Menuju konten utama
Seluk Beluk Para Habib

Memikat Anak Muda Jakarta lewat Dakwah

Pengajian yang digerakkan para habib di Jakarta muncul usai Soeharto tumbang. Jemaahnya, yang sebagian besar ialah anak muda dari kelas menengah-bawah, mencapai puluhan ribu. Ia mengajarkan kecintaan kepada Rasul dan memperkuat akhlak.

Memikat Anak Muda Jakarta lewat Dakwah
Ribuan umat muslim yang tergabung dalam Majelis Rasulullah melaksanakan zikir dan salawat untuk memperingati Isra Mikraj di Masjid Istiqlal, Jakarta. TIRTO/Andrey Gromico

tirto.id - Bersorban, wajah klimis, dan kumis tipis tertata—setidaknya begitu gambaran muka habib. Sosok ini mudah dijumpai di titik-titik jalan strategis Jakarta. Mereka tampil di baliho besar ketika hendak menggelar tablig akbar. Misalnya di perempatan jalan depan mal Pejaten Village, Pasar Minggu, Jakarta Selatan, akhir Desember lalu. Wajah Habib Hasan bin Ja'far Assegaf terpampang di baliho itu. Ia undangan sekaligus ajakan untuk doa bersama di malam tahun baru di daerah Tanah Abang, Jakarta Pusat.
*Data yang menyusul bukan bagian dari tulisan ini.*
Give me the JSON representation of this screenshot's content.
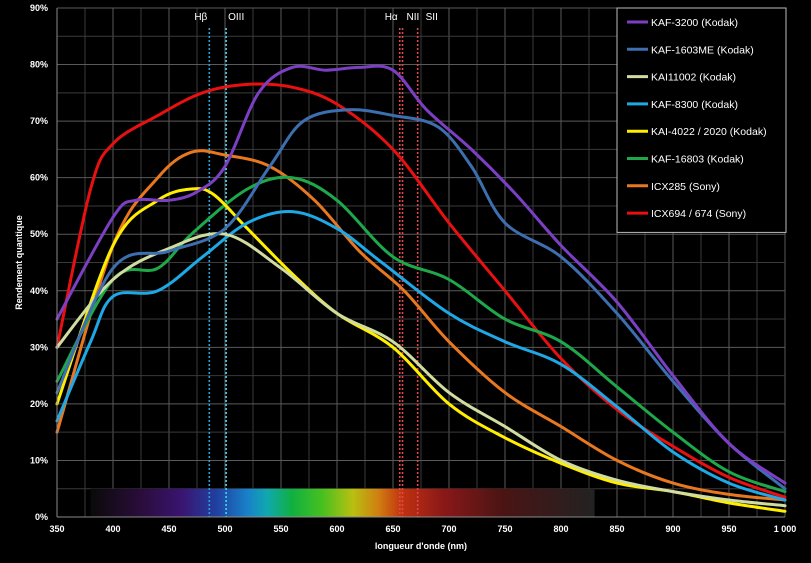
{
  "chart_data": {
    "type": "line",
    "xlabel": "longueur d'onde (nm)",
    "ylabel": "Rendement quantique",
    "xlim": [
      350,
      1000
    ],
    "ylim": [
      0,
      90
    ],
    "x_ticks": [
      "350",
      "400",
      "450",
      "500",
      "550",
      "600",
      "650",
      "700",
      "750",
      "800",
      "850",
      "900",
      "950",
      "1 000"
    ],
    "y_ticks": [
      "0%",
      "10%",
      "20%",
      "30%",
      "40%",
      "50%",
      "60%",
      "70%",
      "80%",
      "90%"
    ],
    "grid": true,
    "legend_position": "top-right",
    "spectrum_band": [
      380,
      830
    ],
    "markers": [
      {
        "label": "Hβ",
        "x": 486,
        "color": "#2e9fd8"
      },
      {
        "label": "OIII",
        "x": 501,
        "color": "#49d3e6"
      },
      {
        "label": "Hα",
        "x": 656,
        "color": "#e04848"
      },
      {
        "label": "NII",
        "x": 658.5,
        "color": "#e04848"
      },
      {
        "label": "SII",
        "x": 672,
        "color": "#e04848"
      }
    ],
    "series": [
      {
        "name": "KAF-3200 (Kodak)",
        "color": "#7b3fc4",
        "x": [
          350,
          400,
          420,
          450,
          475,
          500,
          530,
          560,
          590,
          620,
          650,
          680,
          720,
          760,
          800,
          850,
          900,
          950,
          1000
        ],
        "y": [
          35,
          53,
          56,
          56,
          57.5,
          62,
          75,
          79.5,
          79,
          79.5,
          79,
          72,
          65,
          57,
          48,
          38,
          25,
          13,
          6
        ]
      },
      {
        "name": "KAF-1603ME (Kodak)",
        "color": "#3d6eb0",
        "x": [
          350,
          400,
          450,
          500,
          540,
          570,
          610,
          650,
          690,
          720,
          750,
          800,
          850,
          900,
          950,
          1000
        ],
        "y": [
          22,
          44,
          47,
          51,
          62,
          70,
          72,
          71,
          69,
          62,
          52,
          46,
          36,
          24,
          13,
          5
        ]
      },
      {
        "name": "KAI11002 (Kodak)",
        "color": "#d0dca0",
        "x": [
          350,
          400,
          450,
          500,
          550,
          600,
          650,
          700,
          750,
          800,
          850,
          900,
          950,
          1000
        ],
        "y": [
          30,
          42,
          47.5,
          50,
          44,
          36,
          31,
          22,
          16,
          10,
          6.5,
          4.5,
          3,
          2
        ]
      },
      {
        "name": "KAF-8300 (Kodak)",
        "color": "#1ea8e6",
        "x": [
          350,
          380,
          400,
          440,
          480,
          520,
          560,
          600,
          640,
          700,
          750,
          800,
          850,
          900,
          950,
          1000
        ],
        "y": [
          17,
          31,
          39,
          40,
          46,
          52,
          54,
          51,
          45,
          36,
          31,
          27,
          19.5,
          11.5,
          6,
          3
        ]
      },
      {
        "name": "KAI-4022 / 2020 (Kodak)",
        "color": "#ffee00",
        "x": [
          350,
          400,
          440,
          470,
          490,
          520,
          560,
          600,
          650,
          700,
          750,
          800,
          850,
          900,
          950,
          1000
        ],
        "y": [
          20,
          48,
          56,
          58,
          57,
          51,
          43,
          36,
          30,
          20,
          14,
          9.5,
          6,
          4.5,
          2.5,
          1
        ]
      },
      {
        "name": "KAF-16803 (Kodak)",
        "color": "#1ea84a",
        "x": [
          350,
          400,
          440,
          470,
          520,
          560,
          600,
          650,
          700,
          750,
          800,
          850,
          900,
          950,
          1000
        ],
        "y": [
          24,
          42,
          44,
          50,
          58,
          60,
          56,
          46,
          42,
          35,
          31,
          23,
          15,
          8,
          4.5
        ]
      },
      {
        "name": "ICX285 (Sony)",
        "color": "#e87820",
        "x": [
          350,
          400,
          440,
          470,
          500,
          540,
          580,
          620,
          660,
          700,
          750,
          800,
          850,
          900,
          950,
          1000
        ],
        "y": [
          15,
          48,
          60,
          64.5,
          64,
          62,
          56,
          47,
          40,
          31,
          22,
          16,
          10,
          6,
          4,
          3
        ]
      },
      {
        "name": "ICX694 / 674 (Sony)",
        "color": "#e81010",
        "x": [
          350,
          380,
          400,
          440,
          480,
          520,
          560,
          600,
          650,
          700,
          750,
          800,
          850,
          900,
          950,
          1000
        ],
        "y": [
          30,
          58,
          66,
          71,
          75,
          76.5,
          76,
          73,
          65,
          52,
          40,
          28,
          19,
          12.5,
          7,
          3.5
        ]
      }
    ]
  }
}
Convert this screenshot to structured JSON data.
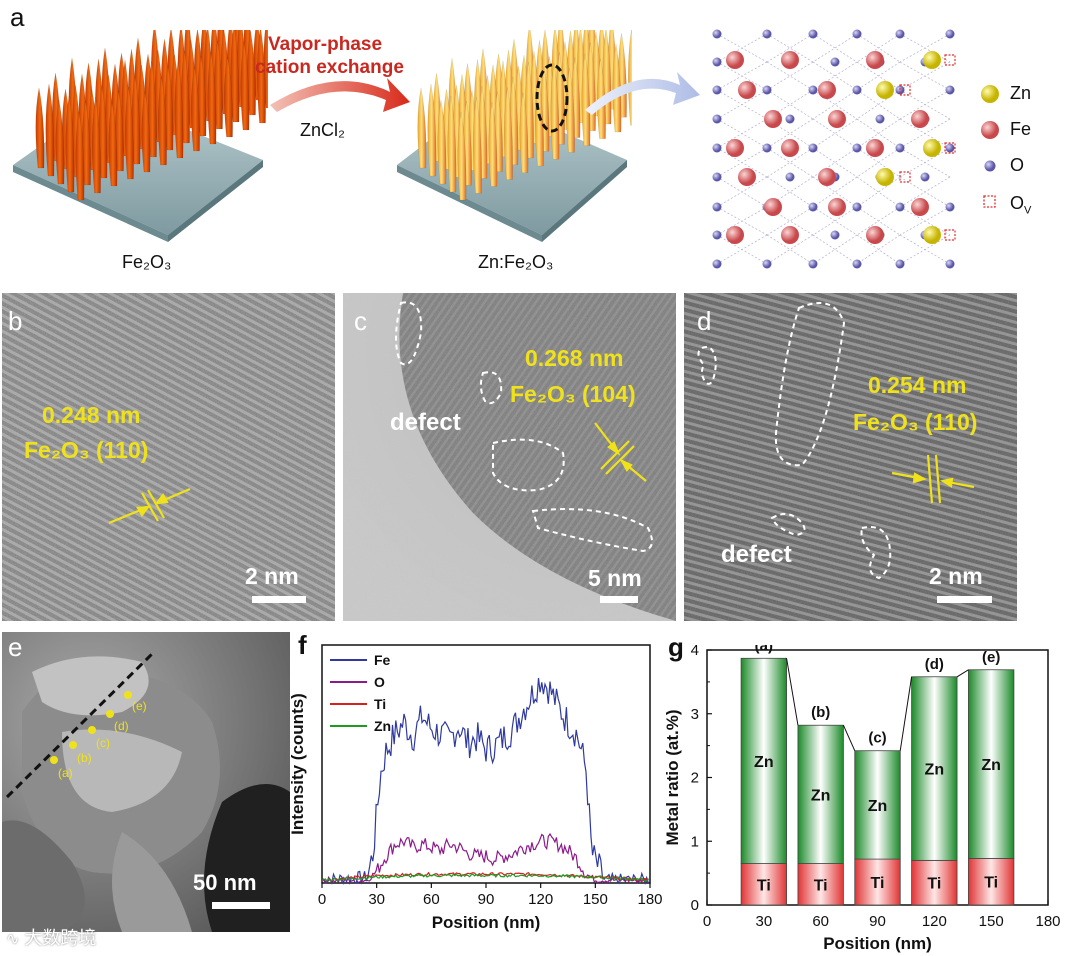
{
  "panel_a": {
    "label": "a",
    "fe2o3_label": "Fe₂O₃",
    "znfe2o3_label": "Zn:Fe₂O₃",
    "arrow_title_line1": "Vapor-phase",
    "arrow_title_line2": "cation exchange",
    "reagent": "ZnCl₂",
    "legend": [
      {
        "symbol": "Zn",
        "color": "#e8e000"
      },
      {
        "symbol": "Fe",
        "color": "#e07a7a"
      },
      {
        "symbol": "O",
        "color": "#8a86cc"
      },
      {
        "symbol": "O",
        "sub": "V",
        "color": "#e03030"
      }
    ]
  },
  "panel_b": {
    "label": "b",
    "spacing": "0.248 nm",
    "plane": "Fe₂O₃ (110)",
    "scale": "2 nm"
  },
  "panel_c": {
    "label": "c",
    "spacing": "0.268 nm",
    "plane": "Fe₂O₃ (104)",
    "defect": "defect",
    "scale": "5 nm"
  },
  "panel_d": {
    "label": "d",
    "spacing": "0.254 nm",
    "plane": "Fe₂O₃ (110)",
    "defect": "defect",
    "scale": "2 nm"
  },
  "panel_e": {
    "label": "e",
    "points": [
      "(a)",
      "(b)",
      "(c)",
      "(d)",
      "(e)"
    ],
    "scale": "50 nm"
  },
  "panel_f": {
    "label": "f"
  },
  "panel_g": {
    "label": "g"
  },
  "watermark": "大数跨境",
  "chart_data": [
    {
      "type": "line",
      "panel": "f",
      "xlabel": "Position (nm)",
      "ylabel": "Intensity (counts)",
      "xlim": [
        0,
        180
      ],
      "xticks": [
        0,
        30,
        60,
        90,
        120,
        150,
        180
      ],
      "series": [
        {
          "name": "Fe",
          "color": "#2e3aa0",
          "x": [
            0,
            25,
            28,
            32,
            35,
            40,
            45,
            50,
            55,
            60,
            65,
            70,
            75,
            80,
            85,
            90,
            95,
            100,
            105,
            110,
            115,
            120,
            125,
            130,
            135,
            140,
            145,
            148,
            155,
            180
          ],
          "values": [
            0.1,
            0.2,
            1.0,
            3.6,
            4.4,
            5.0,
            5.4,
            4.9,
            5.6,
            5.2,
            5.0,
            4.8,
            5.3,
            4.7,
            4.9,
            4.5,
            4.6,
            4.9,
            5.2,
            5.8,
            6.3,
            6.9,
            6.5,
            5.9,
            5.4,
            5.0,
            3.8,
            1.0,
            0.1,
            0.1
          ]
        },
        {
          "name": "O",
          "color": "#8b1a8b",
          "x": [
            0,
            25,
            30,
            35,
            40,
            45,
            50,
            55,
            60,
            65,
            70,
            75,
            80,
            85,
            90,
            95,
            100,
            105,
            110,
            115,
            120,
            125,
            130,
            135,
            140,
            145,
            150,
            180
          ],
          "values": [
            0.1,
            0.1,
            0.4,
            0.9,
            1.3,
            1.4,
            1.2,
            1.3,
            1.2,
            1.1,
            1.3,
            1.2,
            1.0,
            0.9,
            0.9,
            0.8,
            0.9,
            1.0,
            1.2,
            1.3,
            1.4,
            1.4,
            1.3,
            1.1,
            0.8,
            0.3,
            0.1,
            0.1
          ]
        },
        {
          "name": "Ti",
          "color": "#d42020",
          "x": [
            0,
            30,
            60,
            90,
            120,
            150,
            180
          ],
          "values": [
            0.1,
            0.25,
            0.3,
            0.3,
            0.3,
            0.2,
            0.1
          ]
        },
        {
          "name": "Zn",
          "color": "#1e9a1e",
          "x": [
            0,
            30,
            60,
            90,
            120,
            150,
            180
          ],
          "values": [
            0.1,
            0.2,
            0.25,
            0.25,
            0.25,
            0.2,
            0.1
          ]
        }
      ]
    },
    {
      "type": "bar",
      "panel": "g",
      "xlabel": "Position (nm)",
      "ylabel": "Metal ratio (at.%)",
      "xlim": [
        0,
        180
      ],
      "ylim": [
        0,
        4
      ],
      "xticks": [
        0,
        30,
        60,
        90,
        120,
        150,
        180
      ],
      "yticks": [
        0,
        1,
        2,
        3,
        4
      ],
      "categories": [
        "(a)",
        "(b)",
        "(c)",
        "(d)",
        "(e)"
      ],
      "x": [
        30,
        60,
        90,
        120,
        150
      ],
      "series": [
        {
          "name": "Ti",
          "color": "#e84545",
          "values": [
            0.65,
            0.65,
            0.72,
            0.7,
            0.73
          ]
        },
        {
          "name": "Zn",
          "color": "#2e9a2e",
          "values": [
            3.22,
            2.17,
            1.7,
            2.88,
            2.96
          ]
        }
      ],
      "totals": [
        3.87,
        2.82,
        2.42,
        3.58,
        3.69
      ]
    }
  ]
}
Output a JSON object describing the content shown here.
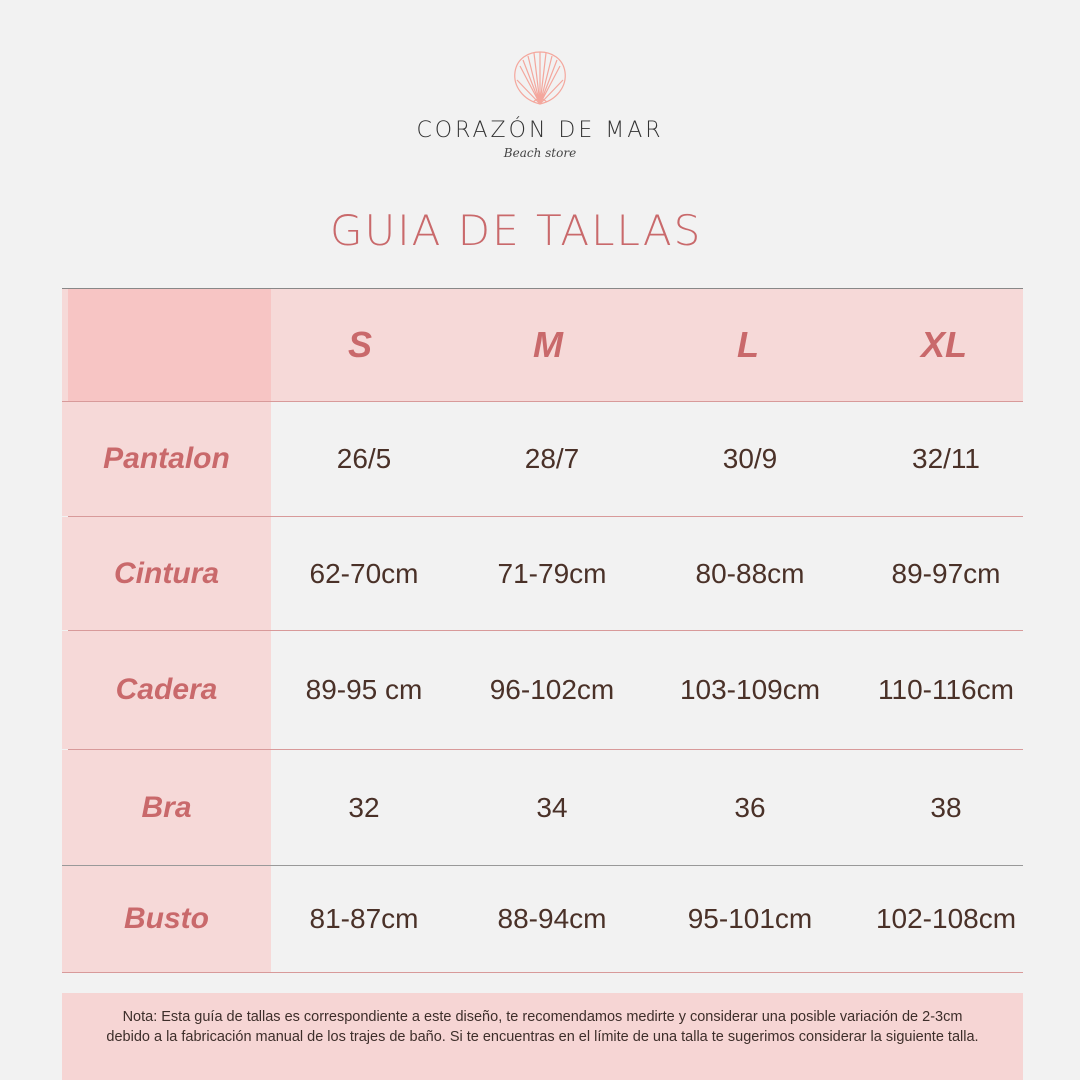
{
  "brand": {
    "name": "CORAZÓN DE MAR",
    "tagline": "Beach store",
    "logo_icon": "seashell-icon",
    "logo_color": "#f4a79d"
  },
  "title": "GUIA DE TALLAS",
  "colors": {
    "accent": "#c9696b",
    "header_bg": "#f6d9d8",
    "text": "#4a3128"
  },
  "table": {
    "sizes": [
      "S",
      "M",
      "L",
      "XL"
    ],
    "rows": [
      {
        "label": "Pantalon",
        "values": [
          "26/5",
          "28/7",
          "30/9",
          "32/11"
        ]
      },
      {
        "label": "Cintura",
        "values": [
          "62-70cm",
          "71-79cm",
          "80-88cm",
          "89-97cm"
        ]
      },
      {
        "label": "Cadera",
        "values": [
          "89-95 cm",
          "96-102cm",
          "103-109cm",
          "110-116cm"
        ]
      },
      {
        "label": "Bra",
        "values": [
          "32",
          "34",
          "36",
          "38"
        ]
      },
      {
        "label": "Busto",
        "values": [
          "81-87cm",
          "88-94cm",
          "95-101cm",
          "102-108cm"
        ]
      }
    ]
  },
  "note": "Nota: Esta guía de tallas es correspondiente a este diseño, te recomendamos medirte y considerar una posible variación de 2-3cm debido a la fabricación manual de los trajes de baño. Si te encuentras en el límite de una talla te sugerimos considerar la siguiente talla."
}
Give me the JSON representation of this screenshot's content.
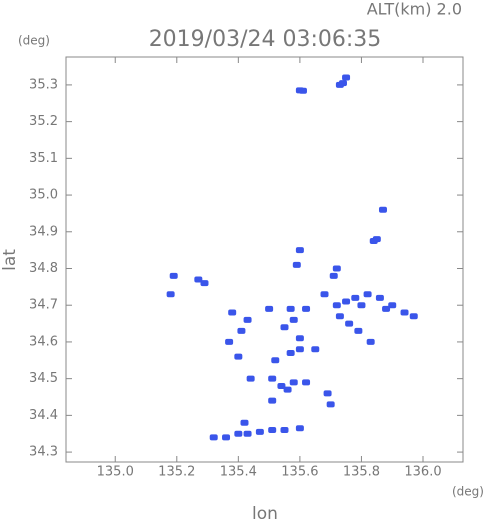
{
  "chart_data": {
    "type": "scatter",
    "title": "2019/03/24 03:06:35",
    "subtitle": "ALT(km) 2.0",
    "x_label": "lon",
    "y_label": "lat",
    "x_unit": "(deg)",
    "y_unit": "(deg)",
    "color": "#3a55ea",
    "x": [
      135.6,
      135.61,
      135.73,
      135.74,
      135.75,
      135.87,
      135.84,
      135.85,
      135.6,
      135.59,
      135.19,
      135.27,
      135.29,
      135.18,
      135.38,
      135.43,
      135.41,
      135.4,
      135.37,
      135.72,
      135.75,
      135.78,
      135.82,
      135.86,
      135.9,
      135.94,
      135.97,
      135.88,
      135.8,
      135.73,
      135.76,
      135.79,
      135.83,
      135.68,
      135.62,
      135.58,
      135.55,
      135.57,
      135.6,
      135.52,
      135.51,
      135.54,
      135.56,
      135.58,
      135.62,
      135.69,
      135.7,
      135.51,
      135.44,
      135.6,
      135.65,
      135.57,
      135.5,
      135.71,
      135.72,
      135.32,
      135.36,
      135.4,
      135.43,
      135.47,
      135.51,
      135.55,
      135.6,
      135.42
    ],
    "y": [
      35.285,
      35.284,
      35.3,
      35.305,
      35.32,
      34.96,
      34.875,
      34.88,
      34.85,
      34.81,
      34.78,
      34.77,
      34.76,
      34.73,
      34.68,
      34.66,
      34.63,
      34.56,
      34.6,
      34.7,
      34.71,
      34.72,
      34.73,
      34.72,
      34.7,
      34.68,
      34.67,
      34.69,
      34.7,
      34.67,
      34.65,
      34.63,
      34.6,
      34.73,
      34.69,
      34.66,
      34.64,
      34.57,
      34.58,
      34.55,
      34.5,
      34.48,
      34.47,
      34.49,
      34.49,
      34.46,
      34.43,
      34.44,
      34.5,
      34.61,
      34.58,
      34.69,
      34.69,
      34.78,
      34.8,
      34.34,
      34.34,
      34.35,
      34.35,
      34.355,
      34.36,
      34.36,
      34.365,
      34.38
    ],
    "xlim": [
      134.84,
      136.13
    ],
    "ylim": [
      34.273,
      35.376
    ],
    "xticks": [
      {
        "value": 135,
        "label": "135.0"
      },
      135.2,
      135.4,
      135.6,
      135.8,
      {
        "value": 136,
        "label": "136.0"
      }
    ],
    "yticks": [
      34.3,
      34.4,
      34.5,
      34.6,
      34.7,
      34.8,
      34.9,
      {
        "value": 35,
        "label": "35.0"
      },
      35.1,
      35.2,
      35.3
    ]
  }
}
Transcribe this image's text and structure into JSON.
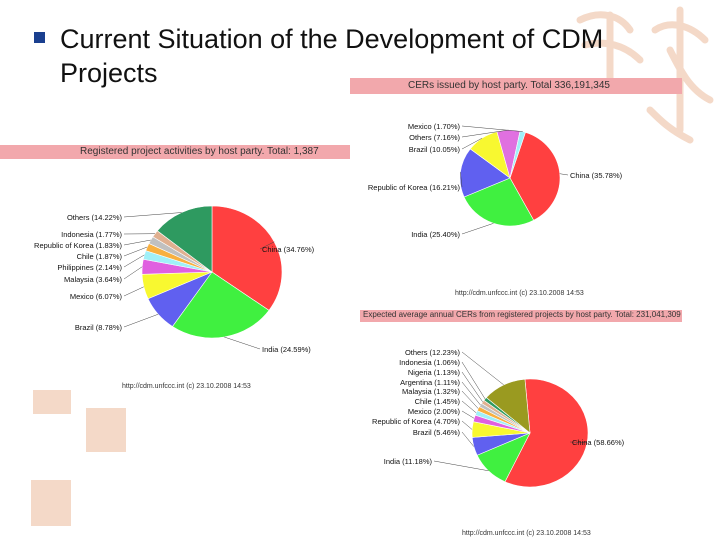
{
  "slide": {
    "title_line1": "Current Situation of the Development of CDM",
    "title_line2": "Projects"
  },
  "colors": {
    "band": "#f2a8ac",
    "bullet": "#1a3f8f",
    "decoration": "#f4d9c8"
  },
  "chart_data": [
    {
      "type": "pie",
      "title": "Registered project activities by host party. Total: 1,387",
      "source": "http://cdm.unfccc.int (c) 23.10.2008 14:53",
      "slices": [
        {
          "label": "China (34.76%)",
          "value": 34.76,
          "color": "#ff4040"
        },
        {
          "label": "India (24.59%)",
          "value": 24.59,
          "color": "#40f040"
        },
        {
          "label": "Brazil (8.78%)",
          "value": 8.78,
          "color": "#6060f0"
        },
        {
          "label": "Mexico (6.07%)",
          "value": 6.07,
          "color": "#f8f830"
        },
        {
          "label": "Malaysia (3.64%)",
          "value": 3.64,
          "color": "#e060e0"
        },
        {
          "label": "Philippines (2.14%)",
          "value": 2.14,
          "color": "#a0f0f8"
        },
        {
          "label": "Chile (1.87%)",
          "value": 1.87,
          "color": "#f8b040"
        },
        {
          "label": "Republic of Korea (1.83%)",
          "value": 1.83,
          "color": "#c0c0c0"
        },
        {
          "label": "Indonesia (1.77%)",
          "value": 1.77,
          "color": "#e0b090"
        },
        {
          "label": "Others (14.22%)",
          "value": 14.22,
          "color": "#2e9a60"
        }
      ]
    },
    {
      "type": "pie",
      "title": "CERs issued by host party. Total 336,191,345",
      "source": "http://cdm.unfccc.int (c) 23.10.2008 14:53",
      "slices": [
        {
          "label": "China (35.78%)",
          "value": 35.78,
          "color": "#ff4040"
        },
        {
          "label": "India (25.40%)",
          "value": 25.4,
          "color": "#40f040"
        },
        {
          "label": "Republic of Korea (16.21%)",
          "value": 16.21,
          "color": "#6060f0"
        },
        {
          "label": "Brazil (10.05%)",
          "value": 10.05,
          "color": "#f8f830"
        },
        {
          "label": "Others (7.16%)",
          "value": 7.16,
          "color": "#e070e0"
        },
        {
          "label": "Mexico (1.70%)",
          "value": 1.7,
          "color": "#a0f0f8"
        }
      ]
    },
    {
      "type": "pie",
      "title": "Expected average annual CERs from registered projects by host party. Total: 231,041,309",
      "source": "http://cdm.unfccc.int (c) 23.10.2008 14:53",
      "slices": [
        {
          "label": "China (58.66%)",
          "value": 58.66,
          "color": "#ff4040"
        },
        {
          "label": "India (11.18%)",
          "value": 11.18,
          "color": "#40f040"
        },
        {
          "label": "Brazil (5.46%)",
          "value": 5.46,
          "color": "#6060f0"
        },
        {
          "label": "Republic of Korea (4.70%)",
          "value": 4.7,
          "color": "#f8f830"
        },
        {
          "label": "Mexico (2.00%)",
          "value": 2.0,
          "color": "#e060e0"
        },
        {
          "label": "Chile (1.45%)",
          "value": 1.45,
          "color": "#a0f0f8"
        },
        {
          "label": "Malaysia (1.32%)",
          "value": 1.32,
          "color": "#f8b040"
        },
        {
          "label": "Argentina (1.11%)",
          "value": 1.11,
          "color": "#c0c0c0"
        },
        {
          "label": "Nigeria (1.13%)",
          "value": 1.13,
          "color": "#e0b090"
        },
        {
          "label": "Indonesia (1.06%)",
          "value": 1.06,
          "color": "#2e9a60"
        },
        {
          "label": "Others (12.23%)",
          "value": 12.23,
          "color": "#9a9a20"
        }
      ]
    }
  ]
}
Pengendara yang rutin melintasi bilangan Pasar Minggu, Perdatam, Kalibata seperti saya mafhum soal ini. Saban Senin malam, sebagian kawasan jalan itu dipadati ribuan jemaah Majelis Rasulullah, sebuah majelis taklim binaan Habib Munzir bin Fuad Al-Musawa. Para jemaah ini memenuhi trotoar jalan dengan memakai sarung, baju koko, dan peci putih. Ia tentu saja bikin macet, dan kerap mengundang keluhan para pelintas.

Kehadiran pengajian habib ini bukan hal baru di Jakarta terutama setelah Soeharto lengser. Pelan-pelan, siar dakwah para majelis habib ini mulai menarik banyak jemaah, dan ukuran sebuah masjid sampai kurang muat menampung para pengikutnya.

Di Citayam, tempat saya tinggal, kehadiran pengajian habib mulai terlihat sejak 2000 lewat Majelis Taklim Zaadul Muslim Al Busyro, yang dihelat saban malam Minggu. Bila bulan maulid, jemaahnya berdatangan dari pelbagai tempat. Dari stasiun Citayam, mereka mengenakan gamis dan baju koko. Belakangan pengajian ini tidak seramai dulu.

Habib dan Ribuan Jemaah

Pengajian para habib keturunan Hadramaut ini memang hadir dan berkembang di pelbagai daerah di Indonesia. Tetapi, untuk waktu yang belum lama, pengajian mereka di Jakarta segera memikat para jemaah, yang mayoritas kalangan menengah ke bawah. Nama-nama tersohor ialah Majelis Rasulullah, Majelis Nurul Musthofa, dan Majelis Taklim Habib Ali Kwitang.

Ketiga majelis taklim ini memiliki jemaah puluhan ribu. Yang tertua adalah pengajian Habib Ali Kwitang. Umurnya lebih dari 100 tahun. Sementara dua pengajian lain muncul ketika Orde Baru tumbang. Kehadirannya bukan untuk memperjuangkan negara Islam, melainkan mengajarkan agama melalui kecintaan umat muslim kepada Rasulullah.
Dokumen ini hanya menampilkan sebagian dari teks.